Monday, October 11, 2021

Air India’s privatisation comes two decades late, but taxpayers should be relieved

Drop in at Air India Ltd.’s Mumbai office in early 2001, and you might have come across an elderly, white-jacketed man winding up the clock. With 17,400 employees and just 24 planes — three times the staffing level at major U.S. airlines — silly tasks like timekeeping in the headquarters had become someone’s job description.

Still, optimism was in the air back then. With India seeking to sell its national carrier, half a century of accumulated sloth was about to be shed. And yet, the privatization plan collapsed, and took 20 further years and billions of dollars of wasted capital to be reassembled again. Finally, when the global travel industry has been ravaged by a pandemic, Prime Minister Narendra Modi has managed to let Air India go.

Two decades ago, the airline was valued at $4 billion by the pilots’ union. Compared with that, the winning bid of 180 billion rupees ($2.4 billion) by the Tata Group — from whom Air India was wrested by a socialist-minded government in 1953 — is a pittance. More so, as cash payment to New Delhi will account for only 15% of the consideration. The rest will be debt assumed by the new owner, a Mumbai-based conglomerate that also controls Jaguar Land Rover and runs India’s largest computer-software firm. Even after the deal, $6.2 billion in borrowings will get left behind and become explicit state liability.

Yet the transaction makes sense. Selling Air India was never only about the proceeds. The carrier was a symbol of all that can go wrong when a state lacking the ability to deliver basic services like health and education starts competing in the commercial arena. Modi’s goodbye to the indolent Maharajah — the airline’s mascot — will buttress his government’s reform credentials at a time when the economic recovery from Covid-19 is still tentative and uneven. With the future of global travel mired in uncertainty, knowing that taxpayers won’t have to keep coming to the airline’s rescue is a boon for stretched government finances.

In 1953, a newly independent India made a huge blunder by nationalizing Tata Airlines Ltd., which had managed to build a culture of customer service, something that vanished — along with ashtrays designed by Salvador Dali — in the drab, dreary socialism of the late 1960s. The carrier became a den of entitled employees dancing to the tunes of bureaucrats and politicians.

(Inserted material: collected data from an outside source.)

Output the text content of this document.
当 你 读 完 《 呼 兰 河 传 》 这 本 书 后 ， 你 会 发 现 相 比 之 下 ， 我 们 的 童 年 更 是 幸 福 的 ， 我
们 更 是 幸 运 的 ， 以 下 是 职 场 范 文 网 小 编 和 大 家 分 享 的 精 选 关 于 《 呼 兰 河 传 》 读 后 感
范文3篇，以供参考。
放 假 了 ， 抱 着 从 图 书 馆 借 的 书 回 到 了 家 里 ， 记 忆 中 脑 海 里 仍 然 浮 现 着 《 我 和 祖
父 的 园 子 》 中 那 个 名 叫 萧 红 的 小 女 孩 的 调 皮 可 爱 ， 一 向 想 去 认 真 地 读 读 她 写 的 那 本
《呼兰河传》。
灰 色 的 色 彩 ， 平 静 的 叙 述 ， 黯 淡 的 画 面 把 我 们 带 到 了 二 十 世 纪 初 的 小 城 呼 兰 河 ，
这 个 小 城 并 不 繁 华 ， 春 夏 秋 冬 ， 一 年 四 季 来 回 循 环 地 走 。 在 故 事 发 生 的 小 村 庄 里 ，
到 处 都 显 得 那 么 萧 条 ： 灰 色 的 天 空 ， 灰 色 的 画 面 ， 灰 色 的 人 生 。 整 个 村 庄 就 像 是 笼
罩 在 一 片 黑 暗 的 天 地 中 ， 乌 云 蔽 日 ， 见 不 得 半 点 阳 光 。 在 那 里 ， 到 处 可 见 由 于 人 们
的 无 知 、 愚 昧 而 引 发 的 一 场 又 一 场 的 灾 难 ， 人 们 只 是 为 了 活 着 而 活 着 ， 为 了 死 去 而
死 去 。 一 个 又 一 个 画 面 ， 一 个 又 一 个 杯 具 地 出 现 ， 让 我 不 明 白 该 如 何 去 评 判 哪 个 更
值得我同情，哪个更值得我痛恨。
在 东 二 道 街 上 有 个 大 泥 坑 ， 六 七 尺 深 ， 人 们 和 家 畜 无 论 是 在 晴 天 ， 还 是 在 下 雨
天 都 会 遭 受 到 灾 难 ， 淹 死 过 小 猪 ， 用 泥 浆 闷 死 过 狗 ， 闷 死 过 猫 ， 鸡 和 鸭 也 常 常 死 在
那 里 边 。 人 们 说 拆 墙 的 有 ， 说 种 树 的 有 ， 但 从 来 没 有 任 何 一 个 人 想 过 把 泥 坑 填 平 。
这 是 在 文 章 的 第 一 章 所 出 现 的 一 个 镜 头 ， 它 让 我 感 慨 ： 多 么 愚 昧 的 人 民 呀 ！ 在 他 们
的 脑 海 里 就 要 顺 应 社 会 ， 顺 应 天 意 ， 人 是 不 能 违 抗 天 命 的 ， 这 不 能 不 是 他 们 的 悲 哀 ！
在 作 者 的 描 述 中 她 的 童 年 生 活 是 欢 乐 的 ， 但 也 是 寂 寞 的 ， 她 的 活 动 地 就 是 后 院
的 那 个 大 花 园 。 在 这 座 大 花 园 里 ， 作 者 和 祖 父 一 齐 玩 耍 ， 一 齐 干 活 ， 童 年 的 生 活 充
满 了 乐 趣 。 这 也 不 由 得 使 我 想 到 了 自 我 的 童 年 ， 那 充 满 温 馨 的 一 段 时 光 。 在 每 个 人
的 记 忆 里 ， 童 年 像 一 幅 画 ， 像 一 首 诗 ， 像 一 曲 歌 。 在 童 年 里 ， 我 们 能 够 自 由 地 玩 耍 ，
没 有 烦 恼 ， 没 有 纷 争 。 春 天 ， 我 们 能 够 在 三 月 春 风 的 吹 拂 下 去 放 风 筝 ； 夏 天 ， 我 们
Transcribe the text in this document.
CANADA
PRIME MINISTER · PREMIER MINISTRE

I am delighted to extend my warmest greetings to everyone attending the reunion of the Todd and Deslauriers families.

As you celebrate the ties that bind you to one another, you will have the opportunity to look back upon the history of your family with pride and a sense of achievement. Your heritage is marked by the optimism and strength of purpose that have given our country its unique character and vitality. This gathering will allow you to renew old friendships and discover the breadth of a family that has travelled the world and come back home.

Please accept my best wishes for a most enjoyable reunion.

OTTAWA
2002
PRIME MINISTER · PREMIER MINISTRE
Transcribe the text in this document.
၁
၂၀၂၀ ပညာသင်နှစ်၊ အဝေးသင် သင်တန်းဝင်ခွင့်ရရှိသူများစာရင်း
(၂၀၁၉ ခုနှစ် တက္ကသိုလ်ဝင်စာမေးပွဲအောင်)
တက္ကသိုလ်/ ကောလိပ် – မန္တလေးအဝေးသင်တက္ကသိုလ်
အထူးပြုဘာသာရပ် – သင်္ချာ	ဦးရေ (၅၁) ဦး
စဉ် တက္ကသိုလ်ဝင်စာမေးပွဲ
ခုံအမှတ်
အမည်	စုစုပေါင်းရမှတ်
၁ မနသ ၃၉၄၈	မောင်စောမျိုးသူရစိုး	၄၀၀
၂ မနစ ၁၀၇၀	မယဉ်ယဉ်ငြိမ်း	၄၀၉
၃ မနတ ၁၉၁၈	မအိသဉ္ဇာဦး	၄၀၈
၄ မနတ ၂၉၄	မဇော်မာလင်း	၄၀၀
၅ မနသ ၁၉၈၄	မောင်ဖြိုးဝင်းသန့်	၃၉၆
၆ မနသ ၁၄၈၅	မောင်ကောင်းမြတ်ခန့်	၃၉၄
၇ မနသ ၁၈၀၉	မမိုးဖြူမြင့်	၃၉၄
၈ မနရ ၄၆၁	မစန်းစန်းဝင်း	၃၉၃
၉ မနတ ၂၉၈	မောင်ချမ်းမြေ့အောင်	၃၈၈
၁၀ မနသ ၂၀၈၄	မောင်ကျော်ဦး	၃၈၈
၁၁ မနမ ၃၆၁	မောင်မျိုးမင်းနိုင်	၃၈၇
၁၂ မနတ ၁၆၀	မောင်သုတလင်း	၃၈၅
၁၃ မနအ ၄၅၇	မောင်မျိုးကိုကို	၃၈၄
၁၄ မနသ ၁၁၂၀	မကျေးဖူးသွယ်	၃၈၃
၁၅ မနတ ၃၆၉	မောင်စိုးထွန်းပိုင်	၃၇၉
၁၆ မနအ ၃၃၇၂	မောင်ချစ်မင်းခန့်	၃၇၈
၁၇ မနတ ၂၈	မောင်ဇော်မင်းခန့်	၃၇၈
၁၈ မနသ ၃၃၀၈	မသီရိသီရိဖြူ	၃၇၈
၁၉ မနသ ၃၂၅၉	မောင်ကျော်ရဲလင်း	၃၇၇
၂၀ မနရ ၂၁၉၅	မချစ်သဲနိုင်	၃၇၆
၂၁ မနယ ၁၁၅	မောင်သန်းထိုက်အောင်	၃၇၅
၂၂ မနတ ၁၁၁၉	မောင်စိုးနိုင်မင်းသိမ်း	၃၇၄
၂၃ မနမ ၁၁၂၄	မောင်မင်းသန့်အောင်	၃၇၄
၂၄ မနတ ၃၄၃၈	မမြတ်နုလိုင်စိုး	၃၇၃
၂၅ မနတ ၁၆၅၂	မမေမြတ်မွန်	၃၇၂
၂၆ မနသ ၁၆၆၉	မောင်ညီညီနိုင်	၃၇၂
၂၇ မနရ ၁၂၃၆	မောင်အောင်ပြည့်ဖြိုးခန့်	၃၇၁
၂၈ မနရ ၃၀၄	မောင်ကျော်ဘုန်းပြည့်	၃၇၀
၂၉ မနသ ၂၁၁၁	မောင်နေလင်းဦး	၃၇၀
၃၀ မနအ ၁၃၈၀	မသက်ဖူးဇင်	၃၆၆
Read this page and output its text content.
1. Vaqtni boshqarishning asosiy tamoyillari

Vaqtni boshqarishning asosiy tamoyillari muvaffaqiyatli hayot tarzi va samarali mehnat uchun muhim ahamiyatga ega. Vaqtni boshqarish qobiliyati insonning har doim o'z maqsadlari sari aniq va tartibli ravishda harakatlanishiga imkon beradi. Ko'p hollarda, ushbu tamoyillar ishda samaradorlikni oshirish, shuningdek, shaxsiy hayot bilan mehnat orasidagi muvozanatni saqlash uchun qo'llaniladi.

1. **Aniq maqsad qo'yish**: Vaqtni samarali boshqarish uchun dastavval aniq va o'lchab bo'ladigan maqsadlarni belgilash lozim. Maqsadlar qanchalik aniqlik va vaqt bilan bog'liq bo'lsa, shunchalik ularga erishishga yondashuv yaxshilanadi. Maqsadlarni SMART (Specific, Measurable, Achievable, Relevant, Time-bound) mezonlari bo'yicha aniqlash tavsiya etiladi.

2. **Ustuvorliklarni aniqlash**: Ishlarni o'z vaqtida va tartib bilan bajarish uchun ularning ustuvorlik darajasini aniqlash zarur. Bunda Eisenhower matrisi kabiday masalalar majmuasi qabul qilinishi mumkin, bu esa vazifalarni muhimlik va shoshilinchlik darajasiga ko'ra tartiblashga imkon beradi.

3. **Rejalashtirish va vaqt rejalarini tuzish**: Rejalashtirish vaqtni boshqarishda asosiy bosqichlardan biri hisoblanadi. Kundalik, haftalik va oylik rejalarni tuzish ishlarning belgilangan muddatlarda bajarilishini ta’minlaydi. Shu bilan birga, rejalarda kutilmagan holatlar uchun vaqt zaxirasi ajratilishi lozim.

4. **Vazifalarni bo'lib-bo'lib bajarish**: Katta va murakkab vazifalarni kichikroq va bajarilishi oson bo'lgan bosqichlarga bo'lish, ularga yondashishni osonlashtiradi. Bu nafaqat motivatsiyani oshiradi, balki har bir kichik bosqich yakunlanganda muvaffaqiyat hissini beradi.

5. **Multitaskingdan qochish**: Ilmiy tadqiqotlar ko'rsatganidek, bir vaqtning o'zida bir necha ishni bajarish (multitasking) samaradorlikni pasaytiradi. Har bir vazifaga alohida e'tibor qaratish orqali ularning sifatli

Air India always had valuable parking slots at airports like Heathrow and bilateral flight rights. But it didn’t have planes to fly the routes. By the late 1990s, it was clear that the government couldn’t carry the burden perennially. But intense lobbying by Jet Airways India Ltd., the largest private-sector carrier back then in the Indian skies, defeated the 2001 privatization plan to cynically doom the more efficient competitor that might have emerged. The then-aviation minister bragged about not letting even a nail of Air India go out of the state’s control. Then, reversing the decision to sell, a new government decided to beef up Air India with a $10.8 billion fleet expansion and an ill-advised merger with Indian Airlines, the domestic state-owned carrier. Profit disappeared forever. Debt piled up.